WOWO's clear-channel license permitted WOWO's radio personalities to gain some degree of fame throughout the eastern United States. Announcer Bob Sievers, Farm Director, commentator and folk-philosopher Jay Gould, News Director Dugan Fry, meteorologist Earl Finckle, the "In a Little Red Barn (on a farm down in Indiana)" de facto theme song of WOWO, the Penny Pitch charity fund raisers, sports director Bob Chase's Komet Hockey broadcasts, the weather reports from WOWO's personnel taking a smoking break out on its studio's "world-famous fire escape", and husband-wife hosts of The Little Red Barn Show, music director Sam DeVincent and wife Nancy of "Nancy Lee and the Hilltoppers", all were listened to by a total of millions of people from the Great Lakes to the United States' East Coast over the years from the 1940s to the 1990s. Other memorable on-air personalities include Ron Gregory, Chris Roberts, Jack Underwood and Carol Ford.

WOWO broadcast 24 hours daily except for Sunday nights, when they nominally shut down for maintenance between 1 a.m. and 6 a.m.

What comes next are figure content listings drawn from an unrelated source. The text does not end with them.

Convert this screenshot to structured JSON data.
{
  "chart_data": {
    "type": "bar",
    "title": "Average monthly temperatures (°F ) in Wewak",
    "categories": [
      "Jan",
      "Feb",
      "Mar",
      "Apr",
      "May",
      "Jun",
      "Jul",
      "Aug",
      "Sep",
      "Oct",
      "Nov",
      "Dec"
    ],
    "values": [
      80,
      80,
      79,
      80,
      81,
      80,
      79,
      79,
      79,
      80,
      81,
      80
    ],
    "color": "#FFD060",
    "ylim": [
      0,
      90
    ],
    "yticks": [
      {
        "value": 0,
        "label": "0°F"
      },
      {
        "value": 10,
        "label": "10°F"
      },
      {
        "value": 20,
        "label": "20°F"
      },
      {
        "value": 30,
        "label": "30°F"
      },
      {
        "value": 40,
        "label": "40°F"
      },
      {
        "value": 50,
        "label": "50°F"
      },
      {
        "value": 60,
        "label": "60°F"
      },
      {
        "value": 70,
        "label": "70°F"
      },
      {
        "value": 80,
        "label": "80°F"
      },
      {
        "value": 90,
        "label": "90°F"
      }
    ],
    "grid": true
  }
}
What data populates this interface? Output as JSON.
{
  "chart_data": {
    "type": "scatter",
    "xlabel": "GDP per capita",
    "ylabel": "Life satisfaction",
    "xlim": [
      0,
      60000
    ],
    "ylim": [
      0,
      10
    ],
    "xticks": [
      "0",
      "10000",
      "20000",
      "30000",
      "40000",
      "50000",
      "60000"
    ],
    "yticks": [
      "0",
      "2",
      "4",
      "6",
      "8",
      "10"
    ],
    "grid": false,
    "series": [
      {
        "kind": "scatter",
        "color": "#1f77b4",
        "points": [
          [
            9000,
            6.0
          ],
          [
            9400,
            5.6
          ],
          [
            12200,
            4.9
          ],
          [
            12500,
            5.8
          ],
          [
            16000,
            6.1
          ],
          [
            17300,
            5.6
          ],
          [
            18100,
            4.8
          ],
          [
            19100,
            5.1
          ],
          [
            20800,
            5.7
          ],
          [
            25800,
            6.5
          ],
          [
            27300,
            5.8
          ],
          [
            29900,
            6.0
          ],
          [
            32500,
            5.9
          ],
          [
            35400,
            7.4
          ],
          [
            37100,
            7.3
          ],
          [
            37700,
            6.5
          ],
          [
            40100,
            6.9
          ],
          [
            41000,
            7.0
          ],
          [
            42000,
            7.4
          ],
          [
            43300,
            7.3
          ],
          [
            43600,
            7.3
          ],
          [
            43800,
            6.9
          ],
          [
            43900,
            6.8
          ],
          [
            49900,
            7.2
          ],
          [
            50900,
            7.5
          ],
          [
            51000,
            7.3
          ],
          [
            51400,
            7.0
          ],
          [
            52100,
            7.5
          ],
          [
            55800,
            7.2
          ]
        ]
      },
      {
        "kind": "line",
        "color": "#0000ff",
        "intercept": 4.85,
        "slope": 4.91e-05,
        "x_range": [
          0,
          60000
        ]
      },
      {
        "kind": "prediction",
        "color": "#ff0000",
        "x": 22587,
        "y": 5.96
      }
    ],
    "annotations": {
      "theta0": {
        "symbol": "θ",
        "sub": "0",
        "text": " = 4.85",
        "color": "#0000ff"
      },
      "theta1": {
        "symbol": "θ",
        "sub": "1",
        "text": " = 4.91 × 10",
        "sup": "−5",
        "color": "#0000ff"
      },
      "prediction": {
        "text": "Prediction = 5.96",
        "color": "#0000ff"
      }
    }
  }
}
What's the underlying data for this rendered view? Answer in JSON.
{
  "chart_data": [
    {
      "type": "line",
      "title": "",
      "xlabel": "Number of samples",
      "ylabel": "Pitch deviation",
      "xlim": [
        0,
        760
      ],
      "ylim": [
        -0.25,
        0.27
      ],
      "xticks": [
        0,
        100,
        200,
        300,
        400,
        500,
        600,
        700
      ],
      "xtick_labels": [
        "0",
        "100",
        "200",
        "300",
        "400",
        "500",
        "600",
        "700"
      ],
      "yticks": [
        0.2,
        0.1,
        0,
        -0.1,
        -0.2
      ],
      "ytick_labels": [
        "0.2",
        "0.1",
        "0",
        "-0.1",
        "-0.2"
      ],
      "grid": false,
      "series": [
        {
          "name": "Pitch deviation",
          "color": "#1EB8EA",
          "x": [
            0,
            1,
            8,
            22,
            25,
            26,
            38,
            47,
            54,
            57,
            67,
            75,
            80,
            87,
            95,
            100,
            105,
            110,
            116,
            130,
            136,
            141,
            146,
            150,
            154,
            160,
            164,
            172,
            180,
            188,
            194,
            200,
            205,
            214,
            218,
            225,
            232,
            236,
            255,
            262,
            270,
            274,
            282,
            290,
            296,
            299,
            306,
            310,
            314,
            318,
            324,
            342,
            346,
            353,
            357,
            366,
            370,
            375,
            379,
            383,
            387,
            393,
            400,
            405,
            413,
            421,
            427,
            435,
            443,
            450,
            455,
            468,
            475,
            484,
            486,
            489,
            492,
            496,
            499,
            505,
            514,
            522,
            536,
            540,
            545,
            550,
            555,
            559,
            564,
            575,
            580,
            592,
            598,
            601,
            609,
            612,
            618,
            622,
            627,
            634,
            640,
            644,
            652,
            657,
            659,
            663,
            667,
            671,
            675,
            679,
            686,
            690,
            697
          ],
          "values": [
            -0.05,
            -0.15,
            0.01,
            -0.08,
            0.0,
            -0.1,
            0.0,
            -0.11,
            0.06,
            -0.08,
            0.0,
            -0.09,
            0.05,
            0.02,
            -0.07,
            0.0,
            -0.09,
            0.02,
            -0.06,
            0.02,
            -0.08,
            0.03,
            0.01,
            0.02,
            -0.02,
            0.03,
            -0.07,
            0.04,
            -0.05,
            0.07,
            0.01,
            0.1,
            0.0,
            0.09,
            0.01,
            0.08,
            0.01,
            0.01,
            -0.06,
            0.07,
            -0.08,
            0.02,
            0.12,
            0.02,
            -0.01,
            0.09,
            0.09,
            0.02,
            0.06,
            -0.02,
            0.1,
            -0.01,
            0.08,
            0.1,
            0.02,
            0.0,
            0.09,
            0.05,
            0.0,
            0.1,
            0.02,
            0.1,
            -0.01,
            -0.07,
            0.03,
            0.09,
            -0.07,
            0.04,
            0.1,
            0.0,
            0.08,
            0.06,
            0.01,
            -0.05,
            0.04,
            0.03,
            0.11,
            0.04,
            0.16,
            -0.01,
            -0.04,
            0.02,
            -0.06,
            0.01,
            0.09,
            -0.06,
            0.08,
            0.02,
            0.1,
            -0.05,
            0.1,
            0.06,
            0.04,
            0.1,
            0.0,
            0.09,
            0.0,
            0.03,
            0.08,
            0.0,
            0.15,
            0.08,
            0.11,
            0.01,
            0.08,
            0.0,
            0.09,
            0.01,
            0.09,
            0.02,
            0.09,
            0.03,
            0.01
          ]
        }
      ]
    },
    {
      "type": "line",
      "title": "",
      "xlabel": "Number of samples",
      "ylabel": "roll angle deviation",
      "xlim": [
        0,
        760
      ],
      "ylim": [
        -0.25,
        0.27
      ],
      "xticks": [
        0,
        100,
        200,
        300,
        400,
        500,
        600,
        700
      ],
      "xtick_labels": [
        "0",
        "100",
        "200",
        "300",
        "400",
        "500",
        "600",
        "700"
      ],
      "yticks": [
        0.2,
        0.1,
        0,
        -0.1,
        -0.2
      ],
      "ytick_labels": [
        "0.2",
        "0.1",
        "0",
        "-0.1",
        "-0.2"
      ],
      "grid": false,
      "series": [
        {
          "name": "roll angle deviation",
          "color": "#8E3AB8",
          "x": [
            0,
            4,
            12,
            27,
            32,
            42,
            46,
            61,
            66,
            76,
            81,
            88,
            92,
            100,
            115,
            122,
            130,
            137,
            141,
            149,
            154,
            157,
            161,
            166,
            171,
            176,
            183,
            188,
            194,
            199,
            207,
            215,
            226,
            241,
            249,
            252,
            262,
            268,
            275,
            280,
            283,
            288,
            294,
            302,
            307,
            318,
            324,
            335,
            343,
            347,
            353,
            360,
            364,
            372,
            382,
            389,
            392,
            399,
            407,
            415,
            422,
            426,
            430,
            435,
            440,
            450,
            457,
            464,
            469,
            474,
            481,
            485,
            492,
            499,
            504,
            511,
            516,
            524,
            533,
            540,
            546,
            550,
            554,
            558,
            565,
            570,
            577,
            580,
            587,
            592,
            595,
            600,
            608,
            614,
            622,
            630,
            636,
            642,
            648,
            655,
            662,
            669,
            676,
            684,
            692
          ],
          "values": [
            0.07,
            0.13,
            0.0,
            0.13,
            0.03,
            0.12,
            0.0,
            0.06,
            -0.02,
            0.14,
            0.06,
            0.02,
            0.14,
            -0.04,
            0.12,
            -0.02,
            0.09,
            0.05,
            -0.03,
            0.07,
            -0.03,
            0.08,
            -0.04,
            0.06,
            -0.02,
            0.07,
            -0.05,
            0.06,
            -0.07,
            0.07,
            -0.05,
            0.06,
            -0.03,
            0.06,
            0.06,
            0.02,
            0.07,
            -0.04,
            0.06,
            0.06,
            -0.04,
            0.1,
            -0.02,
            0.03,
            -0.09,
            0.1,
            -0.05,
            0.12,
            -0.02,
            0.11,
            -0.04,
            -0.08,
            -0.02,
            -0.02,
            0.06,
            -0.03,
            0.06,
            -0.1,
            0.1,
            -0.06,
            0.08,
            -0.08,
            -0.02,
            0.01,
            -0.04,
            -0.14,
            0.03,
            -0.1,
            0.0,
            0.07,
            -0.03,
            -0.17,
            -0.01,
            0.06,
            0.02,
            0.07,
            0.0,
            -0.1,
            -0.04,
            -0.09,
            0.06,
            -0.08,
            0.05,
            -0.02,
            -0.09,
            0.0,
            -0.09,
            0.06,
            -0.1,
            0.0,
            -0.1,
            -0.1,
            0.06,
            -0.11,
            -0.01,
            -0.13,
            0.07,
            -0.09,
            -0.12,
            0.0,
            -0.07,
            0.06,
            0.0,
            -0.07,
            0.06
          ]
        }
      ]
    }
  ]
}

At that time, there were few other clear signals with music available in the Fort Wayne local area. Philadelphia's WCAU, at 1210 AM, was nominally a clear-channel station, but its signal, weak and static-laden as it was, seemed to be the best option.

Because WOWO's Nighttime Skywave Service caused WLIB, also 1190 kHz, in New York City to cease broadcasting at sunset each day and resume broadcasting at sunrise, Inner City Broadcasting bought WOWO in 1994 so that they could reduce WOWO's Class A clear-channel license to Class B, and WLIB, owned by Inner City Broadcasting could thereby increase its class from Class D to Class B. This reduced WOWO's potential audience—referred to as WOWOland—from much of the eastern United States to a much smaller local region in northern Indiana, northwestern Ohio, and south-central Michigan. Before the power reduction, when WLIB signed off at night, WOWO's air signal came booming through the speakers into the WLIB air studio.